Part the third, or in other words, your response to others: Poisoning wells isn't a tactic meant to "kill societies" its a tactic meant to force the other side to use resources/manpower/time fixing the problem, which with how short term WoW does everything in, even the five minutes a druid would have to spend fixing a well is a guantee of the Alliance victory with 1000% horde casualties on the front line, and yes more than 10 times the horde population dies on the front lines each war because Blizzard is just that great of authors...how is it that i can love SC story so much that despite despising SC1's gameplay with all my being I still paly it for the story, yet they can't share even a drop of that skill and ability with WoW's story?

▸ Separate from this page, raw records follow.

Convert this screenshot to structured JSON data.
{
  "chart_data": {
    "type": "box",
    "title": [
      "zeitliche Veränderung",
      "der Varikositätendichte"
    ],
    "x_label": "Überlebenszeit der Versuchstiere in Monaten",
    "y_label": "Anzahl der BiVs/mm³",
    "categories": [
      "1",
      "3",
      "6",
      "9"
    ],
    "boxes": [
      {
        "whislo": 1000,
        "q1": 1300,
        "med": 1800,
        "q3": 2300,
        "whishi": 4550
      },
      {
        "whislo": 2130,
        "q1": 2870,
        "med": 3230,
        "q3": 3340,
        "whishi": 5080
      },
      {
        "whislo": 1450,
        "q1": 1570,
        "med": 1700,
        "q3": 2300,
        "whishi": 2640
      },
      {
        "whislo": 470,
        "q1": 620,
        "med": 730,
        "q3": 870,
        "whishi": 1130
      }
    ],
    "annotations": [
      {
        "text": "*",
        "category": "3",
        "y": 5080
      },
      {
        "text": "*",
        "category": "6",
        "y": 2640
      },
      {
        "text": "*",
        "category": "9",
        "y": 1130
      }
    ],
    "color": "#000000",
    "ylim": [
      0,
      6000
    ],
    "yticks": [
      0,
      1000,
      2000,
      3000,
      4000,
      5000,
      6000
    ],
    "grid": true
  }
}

But the Warlocks in general are probably keeping a low profile, because if the Legion was even 1/1,000,000,000,000,000th as bad as the BS made them out to be, then everyone on Azeroth at least knows one person who was smashed, beheaded, torched, or otherwise brutally murdered last year, and they wouldn't tolerate a reminder of that. Seriously every time I look into Legion, I get as much disappointment as Communists had with the Chinese military's performance in 1979 being held off by a bunch of reservists and militia.

Hakuryuu: So many questions, and so many factors to consider, from local politics to national to international.

Ravenguard0009: All thats so full and contemplative, that all I can answer is at the end, about a month.

ScruffinMcguffin: Lead poisoning isn't Nurgle, but if it brings about infection Nurgle can use it. Just like how, just because your fighting doesn't automatically make you a devotee of Khonre... but even then the wind that would be involved isn't associated with Nurgle.

BloodRedRoses11: Mantid are awesome, a copy paste of the Zerg and Primal Zerg (shhhh don't tell the wow fans) but still very awesome and one of the few moments where my friend actually had me near convinced that WoW had started to do good writing...and then WoD and later Legion concluded with the Legion having achieved...nothing but killing a named character or two... whooOooOoOOooOOooo so evil and destructive they achieved drastically less than a single mad dragon.

As Baine and Sylvanas talk about captives, Eitrigg is just in the background trying not to explode.